RD: We recently reviewed Dogfish Head’s Palo Santo Marron, and we review everything out of the bottle, and neither of us liked it out of the bottle, but we had it on draft list night, it was amazing. I feel like bottling technology has gotten to a point where it shouldn’t matter whether its on bottle or draft:
CR: Depending on which beer. So for us you have our Tripel, or Double or the Belgian Freeze, it's bottle-conditioned, so those are getting up to about 3.8%, 4.0% by volume CO2 but in the keggar, we only bring it up to about 2.8%... It can be a different experience, some guys don’t filter their draft, but filter their bottles… so there’s no real reason they should be different but in reality sometimes they are.
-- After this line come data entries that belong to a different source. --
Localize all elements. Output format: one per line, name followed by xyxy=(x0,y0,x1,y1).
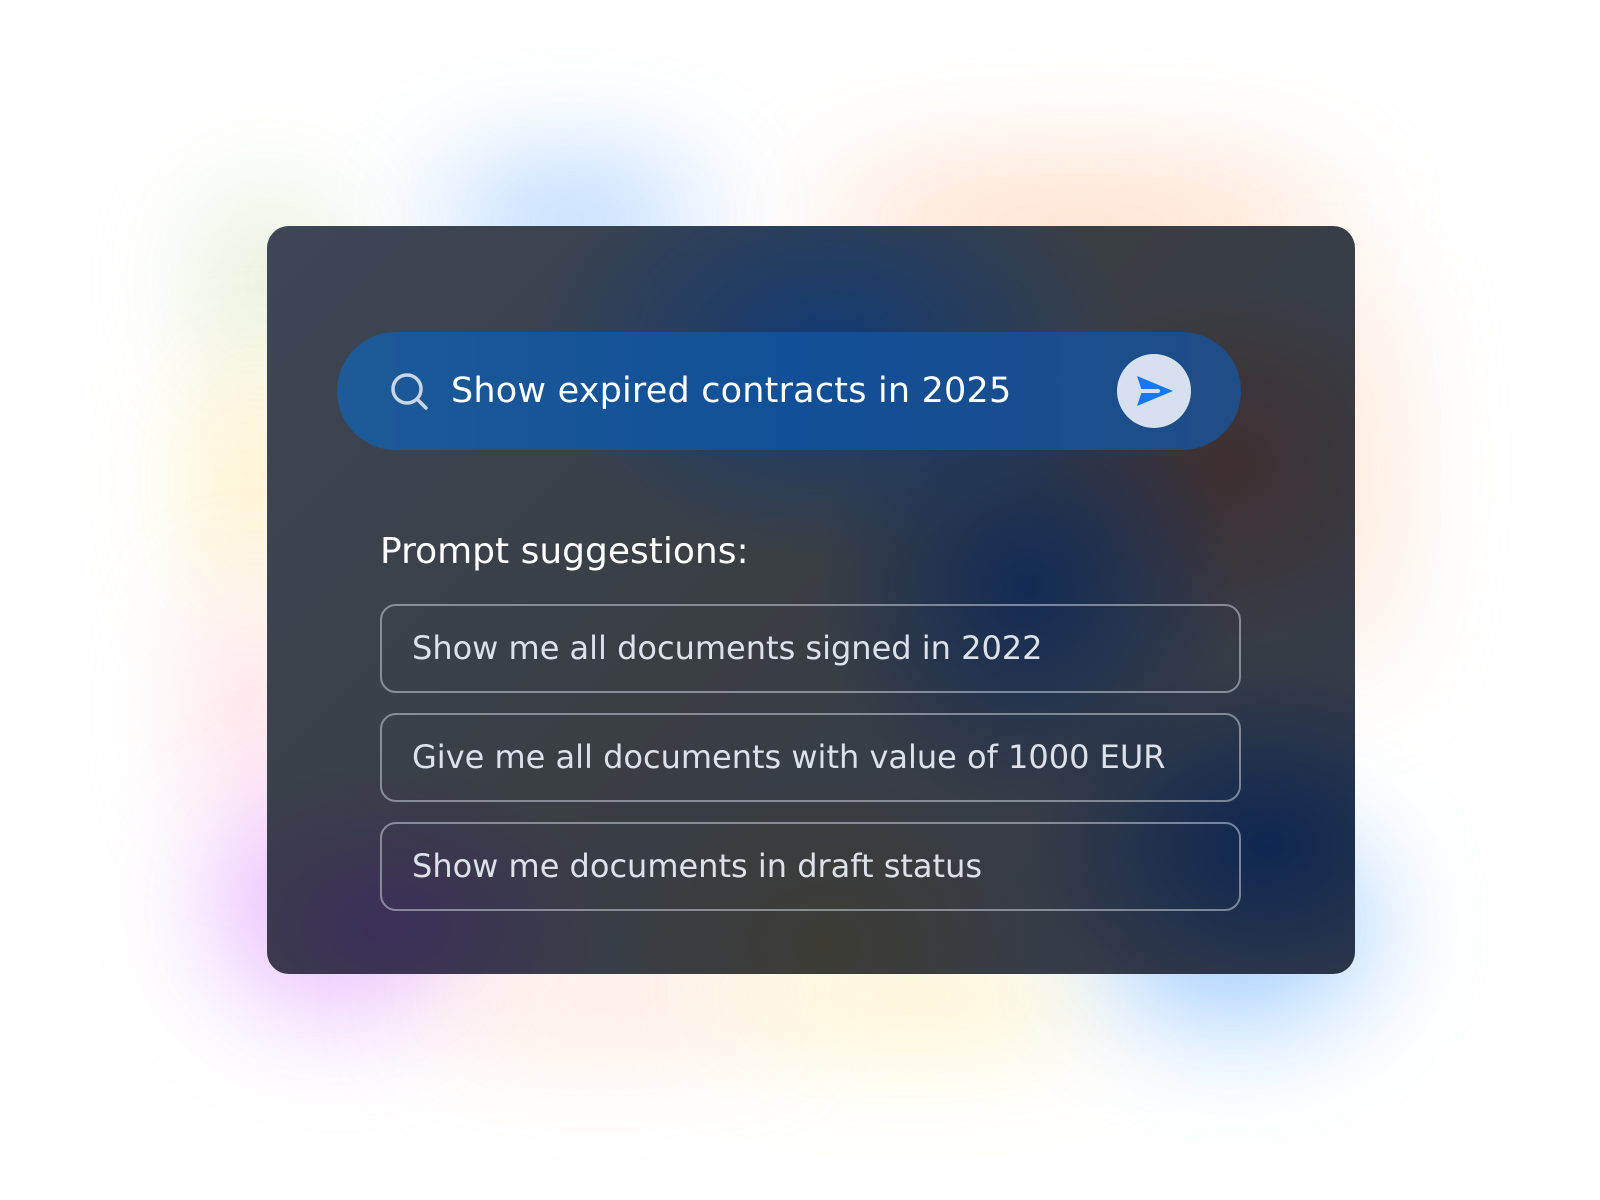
send-button[interactable] xyxy=(1117,354,1191,428)
stage: Show expired contracts in 2025 Prompt su… xyxy=(0,0,1600,1200)
suggestion-item[interactable]: Give me all documents with value of 1000… xyxy=(380,713,1241,802)
search-icon xyxy=(389,371,431,413)
search-input[interactable]: Show expired contracts in 2025 xyxy=(451,332,1011,450)
suggestion-item[interactable]: Show me all documents signed in 2022 xyxy=(380,604,1241,693)
ai-search-card: Show expired contracts in 2025 Prompt su… xyxy=(267,226,1355,974)
suggestion-item[interactable]: Show me documents in draft status xyxy=(380,822,1241,911)
search-bar[interactable]: Show expired contracts in 2025 xyxy=(337,332,1241,450)
suggestions-heading: Prompt suggestions: xyxy=(380,531,749,572)
suggestion-list: Show me all documents signed in 2022 Giv… xyxy=(380,604,1241,931)
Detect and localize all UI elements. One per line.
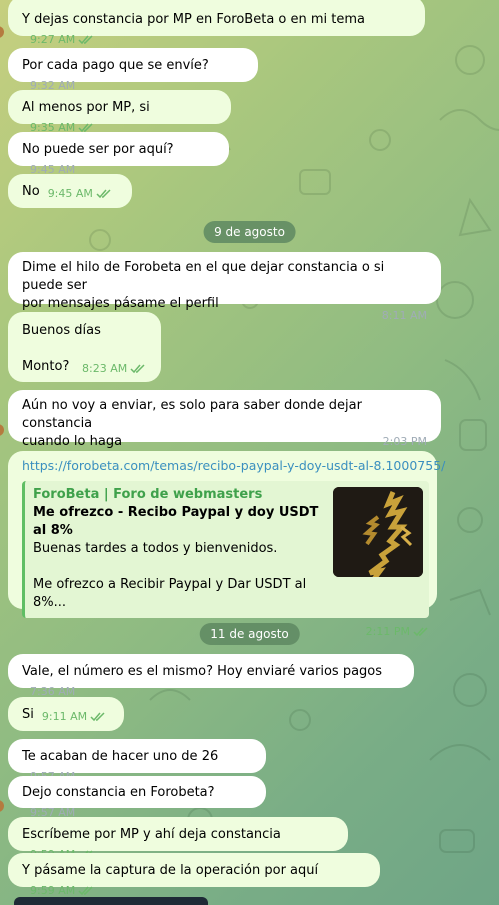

Beer Talk with the Responsible Drunk is edited for clarity and drunkenness.

26 February 2009

Dogfish Head Palo Santo Marron


Rating: 6.9
Brewery: Dogfish Head (Milton, DE)
Glass: Pint
ABV: 12%
Seller: The Foodery (Philadelphia, PA)
When Enjoyed: 10 February 2009

This is the continuation to the comparative rating of brown ale displayed in their distinctive way by Brooklyn Brewery and Dogfish Head Brewery. Where Brooklyn's Brown Ale demonstrates a modest, but solid representation of the Brown Ale style; Dogfish Head creates a Brown Ale focusing on the experimental.

Dogfish Head as a brewery focuses on creative artistic flourishes of standard beer styles that people have become used to. However these are anything but ordinary. Dogfish Head takes pride on using unusual ingredients and brewing methods to create drastically different and creative tastes on different styles of beer. Palo Santo Marron for the Brown Ale is no exception. The description from the bottle itself explains its unique brewing process. "The caramel and vanilla complexity unique to this ale comes from the exotic Paraguayan Palo Santo wood from which these tanks were crafted. At 10,000 gallons each, these are the largest wooden brewing vessels built in America since before Prohibition." This kind of eccentric brewing has become much of the norm for Dogfish Head. Always leading to interesting and complex tastes, this offering however falls short in terms of a brown ale.

While experimentation is appreciated in the creation of new craft brews and tastes, this offering seems to have gone too far. It tastes little like a brown ale and often the taste is too complex and conflicting to be greatly enjoyable. The overly strong alcohol content also seems to kill some of the lighter tastes usually present in brown ales and takes a deep caramel and vanilla flavors that often seem to work against each other during drinking. A little less would have done a lot more for this beer and given it more of a brown ale taste that was expected. This beer seems to be the opposite offering of the Brooklyn Brown ale in that it is incredibly interesting but not always eminently enjoyable.